If possible, having dental work performed in your second trimester may be your best bet, especially if nausea in early pregnancy is a problem. By the third trimester, it may be a little more uncomfortable to lie on your back during the treatment.

So if you have an aching tooth or a cavity that needs repair, you can feel pretty comfortable it’s safe. But what about other procedures, such as tooth whitening?

Tooth whitening products usually contain carbamide peroxide or hydrogen peroxide. The peroxide can be absorbed by the body. Tooth whitening products have not been found to have adverse effects on babies in utero. But they have also not been studied extensively for safety in pregnancy. Your best bet is to wait until your little bundle arrives before having your teeth whitened.

Healthy Dental Habits During Pregnancy

Some changes to your body during pregnancy are expected. But teeth and gum problems do not have to be inevitable.

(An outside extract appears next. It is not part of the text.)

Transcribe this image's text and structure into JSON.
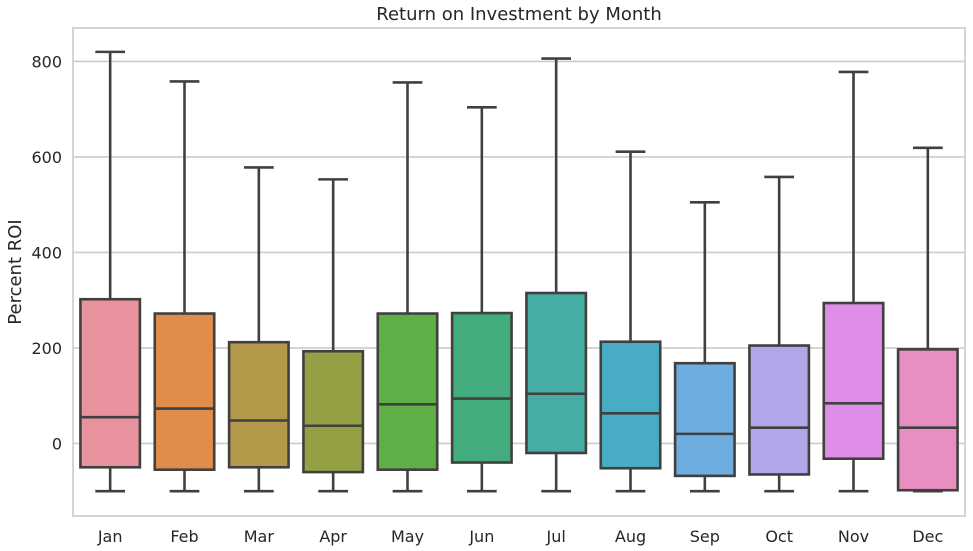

In fact, there are several things you can do to keep your mouth healthy for the entire nine months and beyond.

  • Eat a healthy diet: Make sure you’re getting enough of important nutrients including calcium and vitamin A, C and D. Eat a variety of veggies, fresh fruits, lean protein and healthy grains.
  • Limit sweet treats: The sugar from foods, such as ice cream and cookies, are not good for your teeth. Bacteria in your mouth feed off the sugar and increase acid development, which can harm teeth. If you do indulge in a sweet treat, try to brush your teeth right after eating.
  • Continue good oral hygiene: Brush twice daily with a fluoride toothpaste. Use a soft bristle toothbrush, which is safer for your teeth. Since your gums can become sore, a soft bristle may also be more comfortable. Also, don’t forget to floss once a day to remove any food particles that can contribute to bad breath and gingivitis. If nausea is making brushing your teeth a chore, try brushing slower, which may not provoke retching.
  • See your dentist: Continue to see your dentist as recommended for routine checkups and cleanings. Although in most cases, routine dental treatment is safe during pregnancy, if you have any concerns, talk with your doctor and dentist.

Pregnancy brings a lot of changes. But don’t let your good dental habits change. In between shopping for maternity clothes and preparing for your little one, be sure to see your dentist for a checkup. Keeping your mouth healthy is good for both you and your baby.